Thinking about how Arya parallels Odysseus, using her wits to defy physically monstrous captors, repeated separation from her allies, sailing across the sea, isolated occultists who rely on transformation and poison luring them in and using a combination of coercion and magic to keep them under control, long, arduous journeys often misinterpreted as lighthearted adventures when the entire point is that our hero(ine) is desperate to get home to their family and loved ones after suffering through a war like none before.
Which got me thinking about connections between Arya and Jon, and Odysseus and Penelope, obviously... like, I'm thinking of Penelope putting off her duty to remarry until Odysseus, the only husband she wants, returns and Jon denying his duty to claim Winterfell until it's Arya, the only bride or blood he ultimately can't deny, on the line.

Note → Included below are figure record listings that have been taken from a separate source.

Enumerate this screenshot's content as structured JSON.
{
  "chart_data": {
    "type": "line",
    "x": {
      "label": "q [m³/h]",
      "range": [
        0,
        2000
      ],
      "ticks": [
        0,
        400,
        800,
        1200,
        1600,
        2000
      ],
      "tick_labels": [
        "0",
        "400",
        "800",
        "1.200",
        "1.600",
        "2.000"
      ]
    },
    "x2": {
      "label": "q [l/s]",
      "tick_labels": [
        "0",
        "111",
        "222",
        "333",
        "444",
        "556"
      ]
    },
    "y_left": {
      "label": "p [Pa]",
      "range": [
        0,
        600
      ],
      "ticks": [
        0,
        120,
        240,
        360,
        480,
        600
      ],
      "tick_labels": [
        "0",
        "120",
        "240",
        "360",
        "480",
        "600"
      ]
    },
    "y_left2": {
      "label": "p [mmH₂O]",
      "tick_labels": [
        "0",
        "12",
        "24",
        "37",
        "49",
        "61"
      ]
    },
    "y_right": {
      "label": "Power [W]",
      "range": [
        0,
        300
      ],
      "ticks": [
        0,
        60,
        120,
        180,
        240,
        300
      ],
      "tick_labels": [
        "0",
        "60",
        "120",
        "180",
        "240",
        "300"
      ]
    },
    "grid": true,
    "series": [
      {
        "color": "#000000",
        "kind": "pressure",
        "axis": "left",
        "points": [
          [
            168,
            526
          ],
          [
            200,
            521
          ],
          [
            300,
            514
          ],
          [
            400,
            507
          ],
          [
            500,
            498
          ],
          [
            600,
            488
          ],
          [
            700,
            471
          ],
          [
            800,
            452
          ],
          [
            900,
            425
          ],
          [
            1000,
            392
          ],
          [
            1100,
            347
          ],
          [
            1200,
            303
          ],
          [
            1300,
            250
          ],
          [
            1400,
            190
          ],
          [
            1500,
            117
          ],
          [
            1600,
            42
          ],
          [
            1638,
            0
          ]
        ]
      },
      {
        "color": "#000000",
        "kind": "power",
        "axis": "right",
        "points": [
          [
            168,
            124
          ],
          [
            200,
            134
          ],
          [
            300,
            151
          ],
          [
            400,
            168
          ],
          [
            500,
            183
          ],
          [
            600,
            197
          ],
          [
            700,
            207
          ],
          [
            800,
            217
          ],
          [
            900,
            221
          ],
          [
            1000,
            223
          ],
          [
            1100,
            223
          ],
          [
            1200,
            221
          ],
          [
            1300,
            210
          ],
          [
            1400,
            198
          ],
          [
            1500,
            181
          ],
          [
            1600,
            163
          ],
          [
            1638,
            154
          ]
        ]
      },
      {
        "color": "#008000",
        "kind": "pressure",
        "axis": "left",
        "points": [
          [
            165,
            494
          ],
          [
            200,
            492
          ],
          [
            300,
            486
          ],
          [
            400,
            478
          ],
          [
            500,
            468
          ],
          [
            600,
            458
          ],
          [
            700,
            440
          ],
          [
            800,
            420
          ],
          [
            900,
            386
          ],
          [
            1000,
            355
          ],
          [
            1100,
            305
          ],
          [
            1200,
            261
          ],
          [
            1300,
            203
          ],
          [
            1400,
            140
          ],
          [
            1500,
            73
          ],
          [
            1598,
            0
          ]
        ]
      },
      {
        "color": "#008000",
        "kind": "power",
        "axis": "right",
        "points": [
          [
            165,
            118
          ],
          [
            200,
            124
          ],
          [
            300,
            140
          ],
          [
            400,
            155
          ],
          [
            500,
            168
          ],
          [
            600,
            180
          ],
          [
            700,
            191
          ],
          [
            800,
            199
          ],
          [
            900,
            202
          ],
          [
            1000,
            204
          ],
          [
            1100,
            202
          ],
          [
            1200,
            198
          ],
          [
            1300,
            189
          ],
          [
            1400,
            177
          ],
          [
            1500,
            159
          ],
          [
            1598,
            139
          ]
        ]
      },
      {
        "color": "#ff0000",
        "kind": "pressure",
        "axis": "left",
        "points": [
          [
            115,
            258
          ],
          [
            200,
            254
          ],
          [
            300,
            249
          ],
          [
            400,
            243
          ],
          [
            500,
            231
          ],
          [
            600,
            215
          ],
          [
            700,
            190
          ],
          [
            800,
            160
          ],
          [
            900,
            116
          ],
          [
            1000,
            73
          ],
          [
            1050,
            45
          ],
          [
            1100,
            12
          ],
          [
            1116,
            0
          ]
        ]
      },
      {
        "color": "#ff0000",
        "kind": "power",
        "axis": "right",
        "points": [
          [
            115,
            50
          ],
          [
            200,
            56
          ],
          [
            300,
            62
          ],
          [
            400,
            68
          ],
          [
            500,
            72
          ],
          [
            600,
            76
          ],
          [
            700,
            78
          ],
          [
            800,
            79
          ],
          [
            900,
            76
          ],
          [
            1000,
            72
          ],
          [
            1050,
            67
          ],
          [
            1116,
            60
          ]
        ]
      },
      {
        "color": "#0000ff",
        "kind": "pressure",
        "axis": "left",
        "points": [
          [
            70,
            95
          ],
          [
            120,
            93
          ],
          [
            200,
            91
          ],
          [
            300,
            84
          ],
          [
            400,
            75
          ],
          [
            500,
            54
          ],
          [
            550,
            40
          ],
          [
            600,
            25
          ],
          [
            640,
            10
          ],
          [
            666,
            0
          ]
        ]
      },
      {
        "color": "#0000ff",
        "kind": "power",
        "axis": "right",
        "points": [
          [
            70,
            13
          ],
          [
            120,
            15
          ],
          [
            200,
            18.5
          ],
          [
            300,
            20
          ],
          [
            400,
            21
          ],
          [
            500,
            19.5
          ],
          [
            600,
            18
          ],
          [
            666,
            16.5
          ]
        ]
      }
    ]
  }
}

At the top she found a set of carved wooden doors twelve feet high. The left-hand door was made of weirwood pale as bone, the right of gleaming ebony. In their center was a carved moon face; ebony on the weirwood side, weirwood on the ebony. The look of it reminded her somehow of the heart tree in the godswood at Winterfell. The doors are watching me, she thought. She pushed upon both doors at once with the flat of her gloved hands, but neither one would budge. Locked and barred.
"Let me in, you stupid," she said. "I crossed the narrow sea." She made a fist and pounded. "Jaqen told me to come. I have the iron coin." She pulled it from her pouch and held it up. "See? Valar morghulis."
The doors made no reply, except to open.